Description
Hi,
I have stumble upon an error scenario that is difficult to reproduce. I am using OkHttp3 (5.0.0-alpha.11) and Retrofit (2.9.0) with Java 11.
I use Retrofit with OkHttp3 on a backend service that makes quite a lot of post requests to another backend server using the asynchronous mode, but, although it works perfectly fine almost all the time, we had a few cases where the OkHttp3 client closed many of the active requests with the IOException with message "Connection reset" (sorry, I don't have the stacktrace). This, per se, is not an issue as we do retry these requests and the retries did succeed.

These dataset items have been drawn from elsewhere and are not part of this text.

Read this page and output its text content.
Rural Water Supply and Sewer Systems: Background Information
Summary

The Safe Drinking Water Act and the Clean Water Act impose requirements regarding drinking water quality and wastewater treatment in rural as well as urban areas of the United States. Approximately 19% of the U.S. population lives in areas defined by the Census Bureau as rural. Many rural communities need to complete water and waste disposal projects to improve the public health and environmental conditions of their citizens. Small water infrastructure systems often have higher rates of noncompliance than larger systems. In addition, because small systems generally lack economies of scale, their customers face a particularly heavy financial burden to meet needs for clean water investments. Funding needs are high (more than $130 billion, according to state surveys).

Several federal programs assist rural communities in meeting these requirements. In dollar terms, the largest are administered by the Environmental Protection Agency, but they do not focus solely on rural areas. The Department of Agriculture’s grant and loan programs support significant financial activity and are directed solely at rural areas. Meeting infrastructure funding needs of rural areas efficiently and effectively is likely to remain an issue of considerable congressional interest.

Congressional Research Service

The real problem here is that a few post requests we created just a few hundred milliseconds after we got the above exception for the active requests, NEVER got a response. And when I say a response, it even includes a failure response such as an exception or a timeout. It was like these requests never existed. The problem is that the application rely on any response (successful or failure) to move on, and not getting anything is very bad.
I suspect this could be a sign of some kind of race condition somewhere. Unfortunately, I can't reproduce it locally...
I tried to understand what the "Connection reset" error meant, but I couldn't find documentation about that, even a search on the square libraries in GitHub didn't give me information.
OkHttp3 default client configuration:
ConnectionSpec connectionSpec = new ConnectionSpec.Builder(ConnectionSpec.MODERN_TLS)
.tlsVersions(TlsVersion.TLS_1_2, TlsVersion.TLS_1_3)
.build();
client = new OkHttpClient.Builder()
.connectionSpecs(Arrays.asList(connectionSpec))
.connectionPool(new ConnectionPool(2_000, 300, TimeUnit.SECONDS))
.addInterceptor(getUserAgentHeaderInterceptor())
.build();
client.dispatcher().setMaxRequests(10_000);
client.dispatcher().setMaxRequestsPerHost(10_000);
New client based on default client:
protected OkHttpClient createHttpClient(OkHttpClient defaultClient, BaseClientConfig config) {
OkHttpClient.Builder builder = defaultClient.newBuilder();
builder.callTimeout(Duration.ofMillis(30_000));
builder.connectTimeout(Duration.ofMillis(5_000));
builder.readTimeout(Duration.ofMillis(30_000));
builder.writeTimeout(Duration.ofMillis(10_000));
return builder.build();
}
Thanks,
Camiel